In August 1923, Terhune joined a hillbilly comedy group based outside of Muncie, Indiana, called Ezra Buzzington’s Rube Band. But it was his participation in the Hicksville Follies a year later that took him beyond his home state into the Pacific Northwest, California, and Ontario, Canada, for the first time.
By 1926, Max, his wife Maude, and their daughter Maxine were living in Anderson, Indiana, where he worked as an auto parts toolmaker for the Remy Electric Company (later Delco-Remy). He continued performing his vaudeville act for opera houses, schools, and community groups in northwest Indiana, as well as programs for his employer. For a time, Terhune hosted a 30-minute comedy program on radio station WLW out of Cincinnati. His repertoire expanded to include card and magic tricks and ventriloquism using a dummy named Skully. Max returned to the vaudeville circuit in 1931 when he joined the “Weaver Brothers and Elviry” troupe.

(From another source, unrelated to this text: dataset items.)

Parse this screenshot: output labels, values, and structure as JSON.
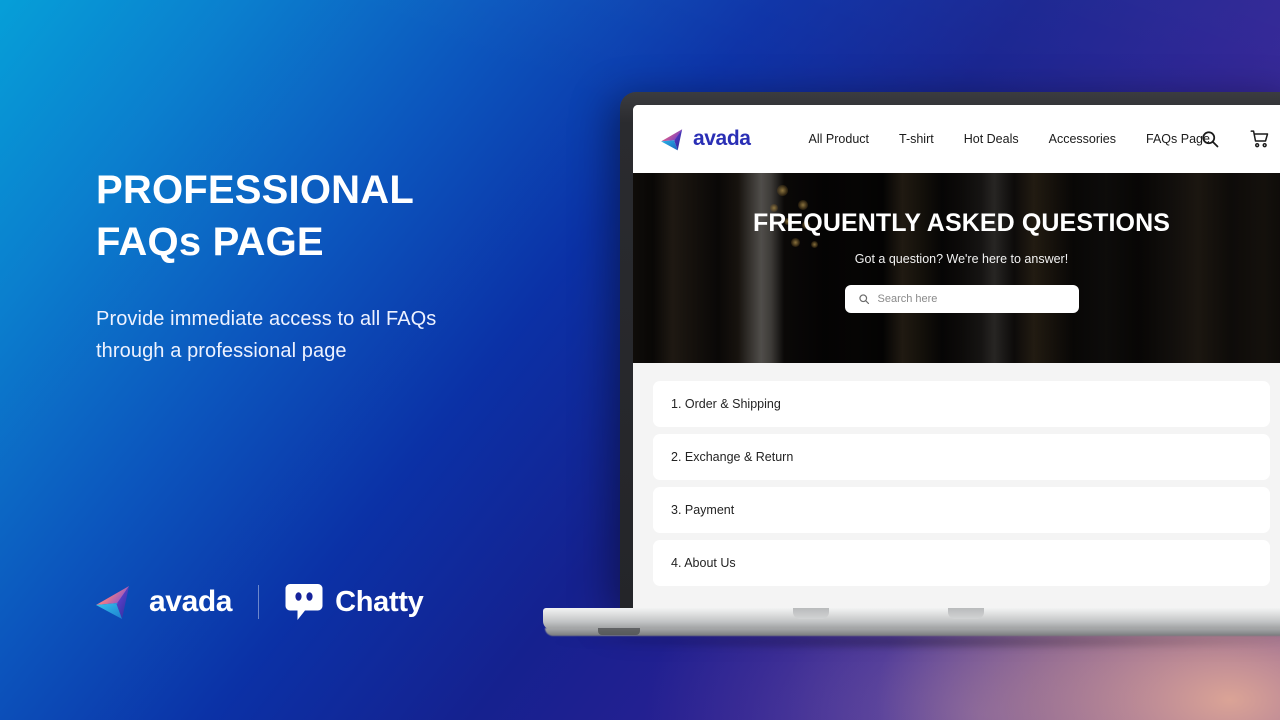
{
  "background": {
    "gradient_from": "#069fd8",
    "gradient_mid": "#0b31a6",
    "gradient_to": "#4a1f9e",
    "glow_warm": "#e2aa96"
  },
  "left_panel": {
    "headline_line1": "PROFESSIONAL",
    "headline_line2": "FAQs PAGE",
    "subtext_line1": "Provide immediate access to all FAQs",
    "subtext_line2": "through a professional page"
  },
  "brand_row": {
    "avada": {
      "name": "avada",
      "mark_icon": "avada-paper-plane-icon",
      "mark_color_a": "#f07a80",
      "mark_color_b": "#5b3fd0",
      "mark_color_c": "#1fa9e0"
    },
    "divider": "|",
    "chatty": {
      "name": "Chatty",
      "mark_icon": "chat-bubble-face-icon",
      "mark_color": "#ffffff"
    }
  },
  "laptop": {
    "bezel_color": "#2a2b2f",
    "base_color": "#c2c4c5",
    "site": {
      "nav": {
        "logo_text": "avada",
        "logo_icon": "avada-paper-plane-icon",
        "logo_color": "#2a2fb5",
        "links": [
          {
            "label": "All Product"
          },
          {
            "label": "T-shirt"
          },
          {
            "label": "Hot Deals"
          },
          {
            "label": "Accessories"
          },
          {
            "label": "FAQs Page"
          }
        ],
        "actions": [
          {
            "icon": "search-icon"
          },
          {
            "icon": "shopping-cart-icon"
          }
        ]
      },
      "hero": {
        "title": "FREQUENTLY ASKED QUESTIONS",
        "subtitle": "Got a question? We're here to answer!",
        "search_placeholder": "Search here",
        "search_value": "",
        "search_icon": "search-icon"
      },
      "faq": {
        "section_bg": "#f4f4f4",
        "items": [
          {
            "label": "1. Order & Shipping"
          },
          {
            "label": "2. Exchange & Return"
          },
          {
            "label": "3. Payment"
          },
          {
            "label": "4. About Us"
          }
        ]
      }
    }
  }
}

People touted him as the “Hoosier Mimic.”

Hollywood
It was with the Chicago-based “WLS National Barn Dance” touring radio program in 1932 that Terhune first met the “Singing Cowboy,” Gene Autry, a performer on the show. Four years later, Autry was making movies in Hollywood and convinced Max to join him. Terhune’s acting career began in 1936 with his first film, “Ride, Ranger, Ride,” starring Autry.

That year, he stepped into the role of Lullaby Joslin for the Western movie series “The Three Mesquiteers,” taking the place of actor Syd Saylor. Ray Corrigan and John Wayne were two of the memorable co-stars in the popular series. Max starred in 21 episodes, earning his place as one of the top 10 Western actors in terms of money through 1939.
Terhune followed “The Three Mesquiteers” with a similar cowboy series called “The Ranger Busters” (also co-starring with Corrigan) for 24 episodes. Over the course of his career, he appeared in approximately 68 films, most of them as sidekick characters in B-Movie Westerns. Max also appeared on television in “The Lone Ranger” and “I Love Lucy.” Most of his films showcased his flair for ventriloquism through his ever-present companion, a dummy named Elmer Sneezeweed.
Max Terhune died in Cottonwood, Arizona, on June 5, 1973, at 82.